Saturday 28 August 2010

Episode 3: Moo No More

"Good morning, Marco."
"Good morning, Polo."
"Can you pass me the milk, please?"
"It will have to be white today, I'm afraid. We're almost at the end of our chocolate rations, and our tokens don't come in until Thursday. Is white okay?"

Polo sighed sadly.

"It will have to do. It seems so long ago that we used to be able to walk down to Macs and buy chocolate milk by the carton. Now we can barely get a handle on a litre a month!"
"I know," said Marco, dropping her chin into her hands with a sigh of her own. "I tried to buy a ration from Ophelia, but she told me to get myself to a nunnery and then she climbed out her window and onto that old tree outside. I think she almost broke the branch trying to jump into that river below. If she isn't more careful the poor oak is going to snap one of these days and she'll drown in that water."
"I can't say I blame her for resisting your bribe, though. I wouldn't sell our tickets for a million umlauts. It's just too precious a commodity!"

Marco and Polo ate their breakfast cereals in silence for a few moments. Their table used to resound with the sounds of snapping, crackling and popping cocoaey goodness, but now their bowls and spoons were as eerily silent and white as an asylum in January.

The chocolate milk industry was depleting at an alarming rate. Over the past six months North America had reached a depression-level shortage, thanks to the environmental activists that banned artificially coloured leather because it was draining the world of its tannin supplies. The famed Latvian blue cows were the first hunted for their naturally pigmented skins, after the same environmentalists passed a law to prohibit the poaching of animals without hair. No one could figure out what the moral difference was between killing hairy and bald animals, but the distinction saved a rainforest of rainbow heterocephalus galbers. After the blue cow, the brown Jersey was targeted and, as everyone knows, it's the brown cows that make the chocolate milk. In response to this, the Ministry of Natural Resources began to ration out chocolate milk tickets, hoping that regulating access would give farmers a chance to protect and stabilize their cocoaey herds. Unfortunately, the rationing served only to alert the public to the crisis and now people who did not normally drink chocolate milk were suddenly as concerned about its future as those who routinely lifted their glasses to the Good Lord in thanks for the brown cow. The result was that more people than ever were drinking down the heavenly-flavoured dairy products and instead of alleviating the stresses of the farmers in question, the motion actually served to increase demand three-fold. If something wasn't done soon, Canada would fall with the United States into a state of brown cow extinction - and nobody wanted that.

Polo raised her bowl to her lips and slurped up the last few drops of her very white cereal. Marco stared into her half-empty glass and sighed again. Polo sighed louder. Marco gave her a look and proceeded to empty her lungs with a dramatic, exhaustive blow. Polo took the cue and before long the two were in a very competitive "sigh-off," swooning, fainting and blowing air into each other's faces in the most ridiculous of fashions.

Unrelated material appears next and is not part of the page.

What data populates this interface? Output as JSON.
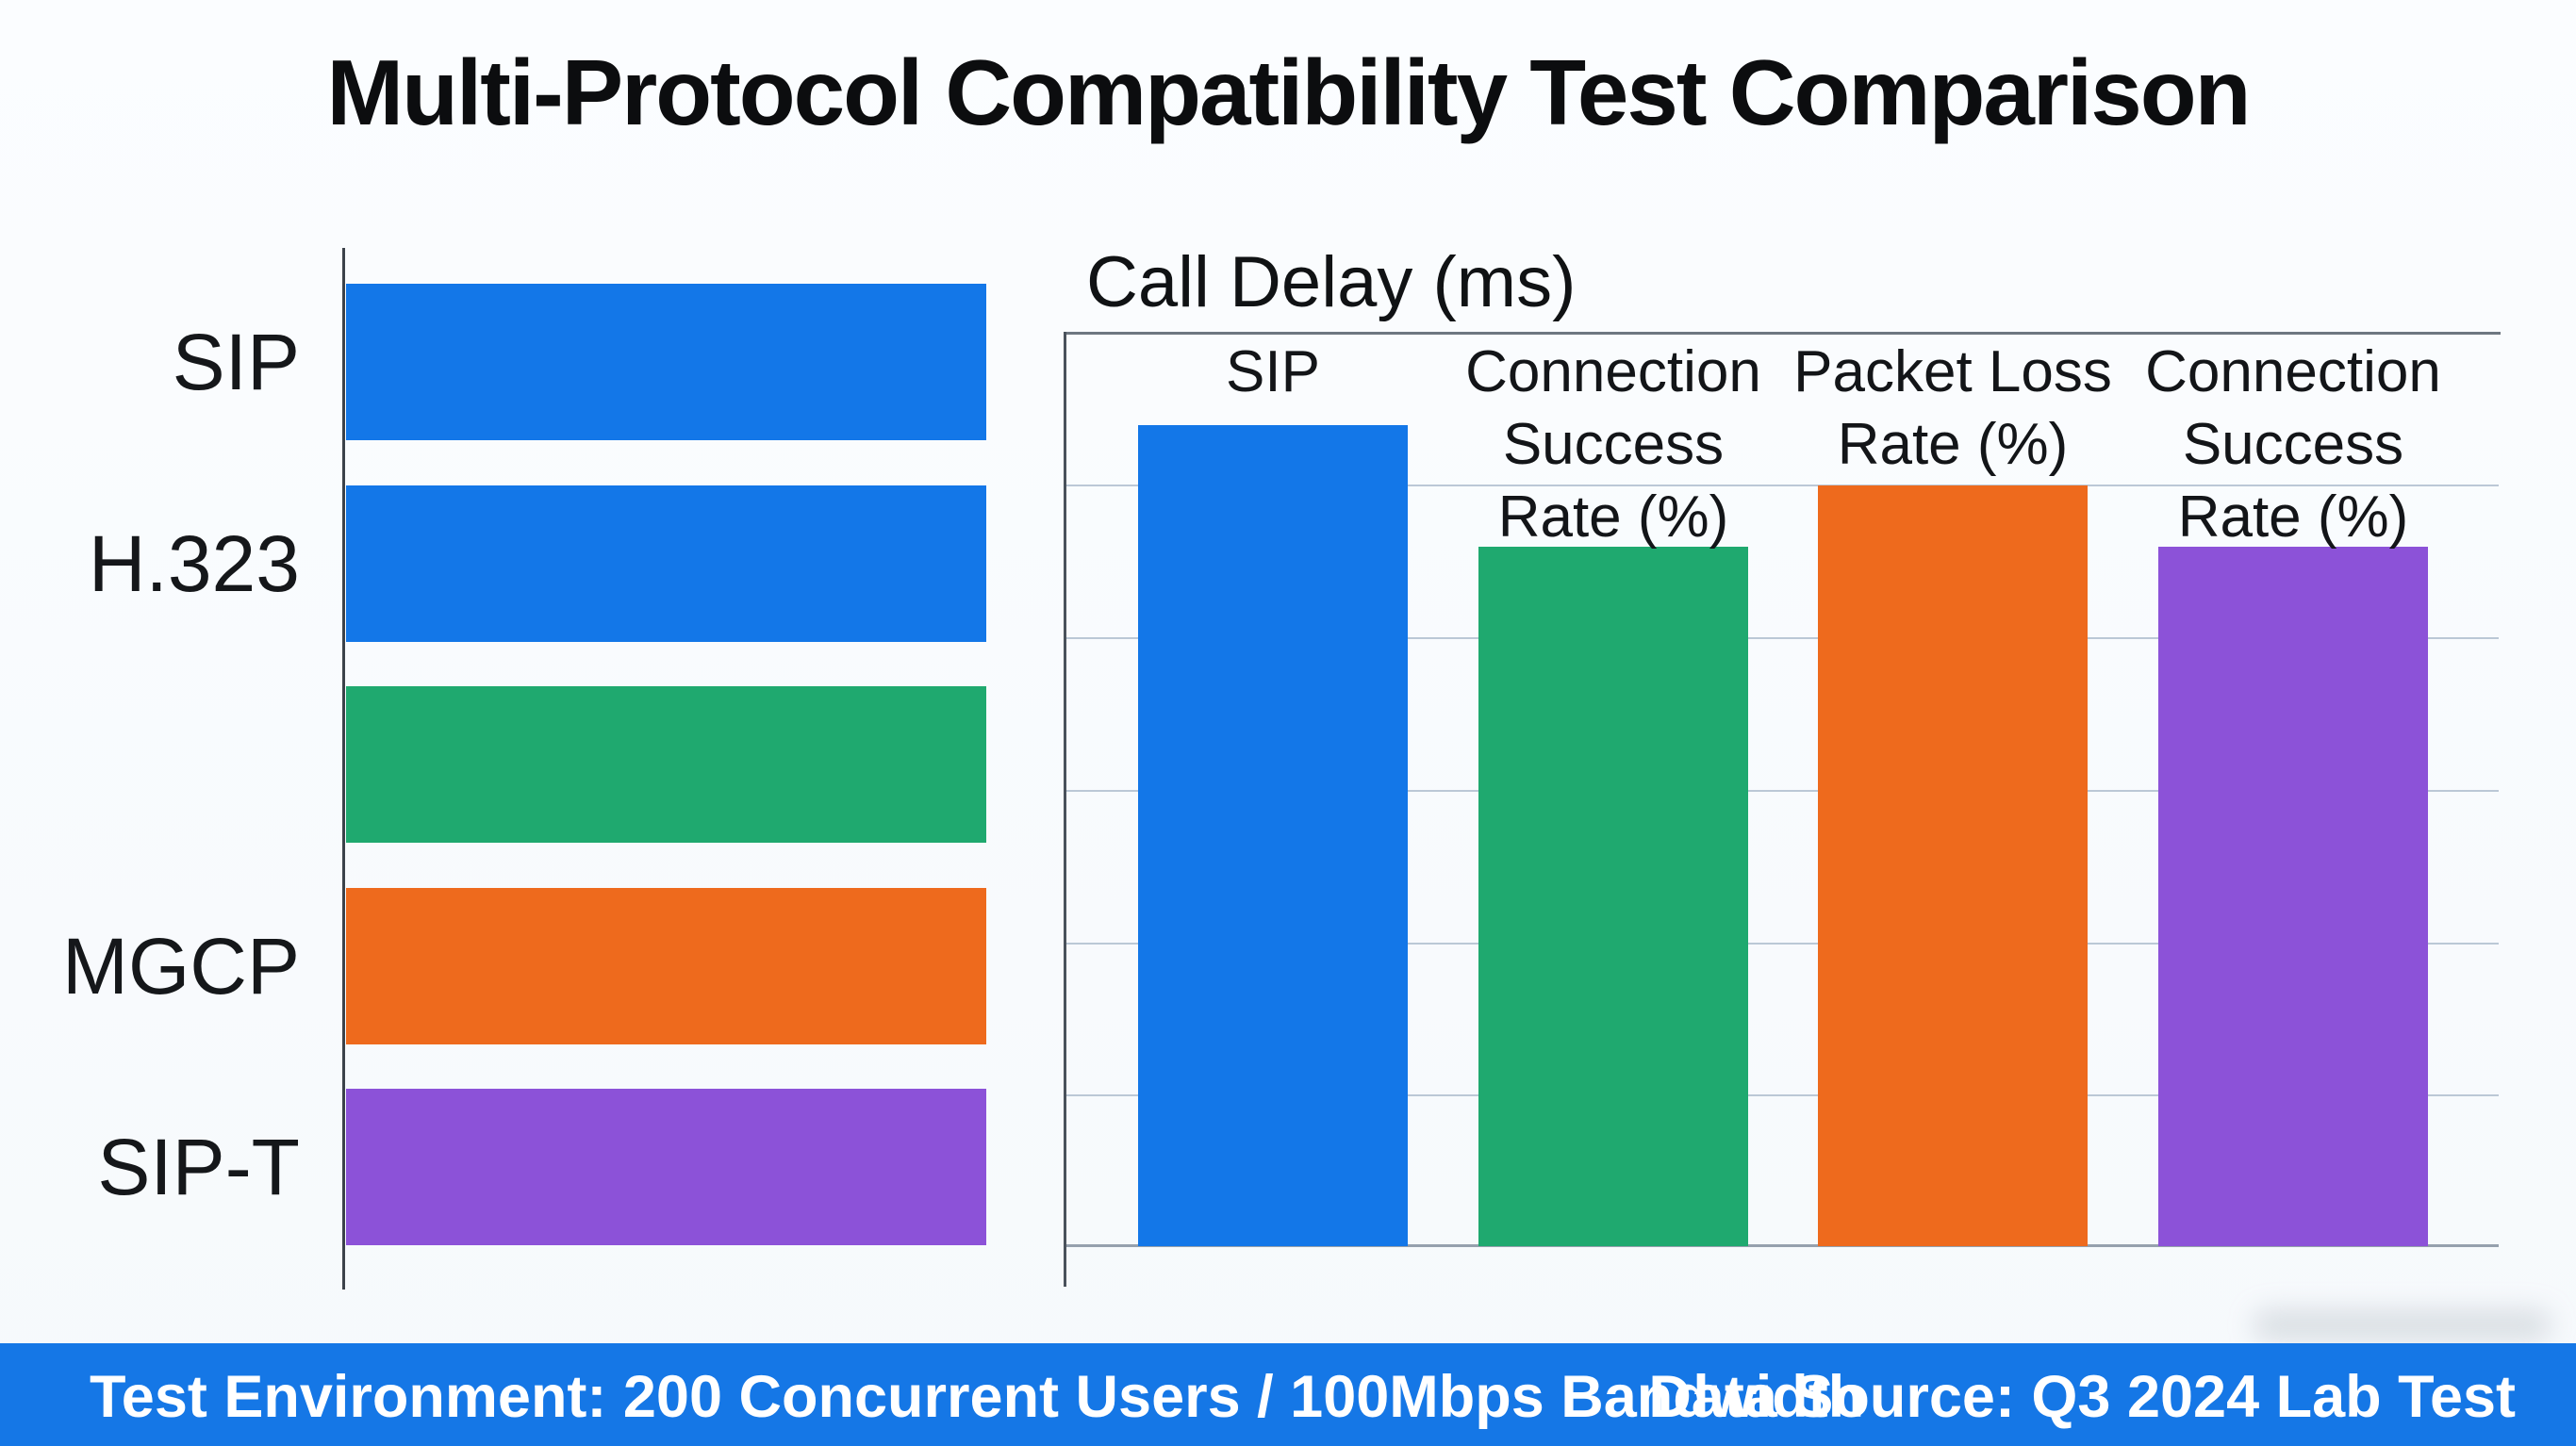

Five minutes later their contest had ended, to nobody's surprise, in a wrestle to the ground and Polo threateningly hoarking into her hand.

"Enough!" cried Marco in mock panic and legitimate surrender. "I give up!" They both clambered to their feet and Marco let out one final exasperating sigh - and then quickly changed the subject before Polo could quite realize what she had done. "So," she said, "What is on our agenda for today? Shall we engage in a bit of northern piracy or travel to a distant land aboard the mighty Karen Thrasher?"
"Actually Marco, I was thinking that we should try and figure out a solution to the chocolate milk problem."
"You might as well aim to take over the world, Polo."
"You say that like we haven't tried it before."
"Well, what do you suggest, mon aime?"
"I thought we could try.... jelly."

Any other plan would have been written off immediately as ridiculous, but Marco couldn't help grin at the suggestion. It was irresistibly brilliant.

"Polo, have I told you recently that I love you?"
"No, not this morning, Marco."
"Well," she smiled, "I do."

The two girls abandoned their breakfasts, resolved to resolve the bovine dilemma. Their first stop, naturally, was Utterson. Others had already begun to gather at the famous site, where an American Dairy Princess and a Côte d'Ivoirian Theobroma Cocoa were first mated and a chocolate milk squirting Jersey was born. It was here that the Canadian concentration of the breed was kept in a sanctuary away from prying eyes and empty glasses, and it was here that Marco and Polo found exactly what they needed: inspiration.

The manager of the herd let them in immediately after they had exposed the beginning of their plan to him. It's amazing just how much hope can be stirred up in a hopeless heart at the word "Jelly." The sight that met their eyes was enough to make Marco's stomach turn sour... in the middle of a large field that could have held hundreds of cattle stood five. Five lonely, skinny cows drooping their lonely skinny heads into a trough of the world's finest imported grasses. Suddenly the magnitude of the situation flooded our heroes' hearts. This must be solved. Tonight.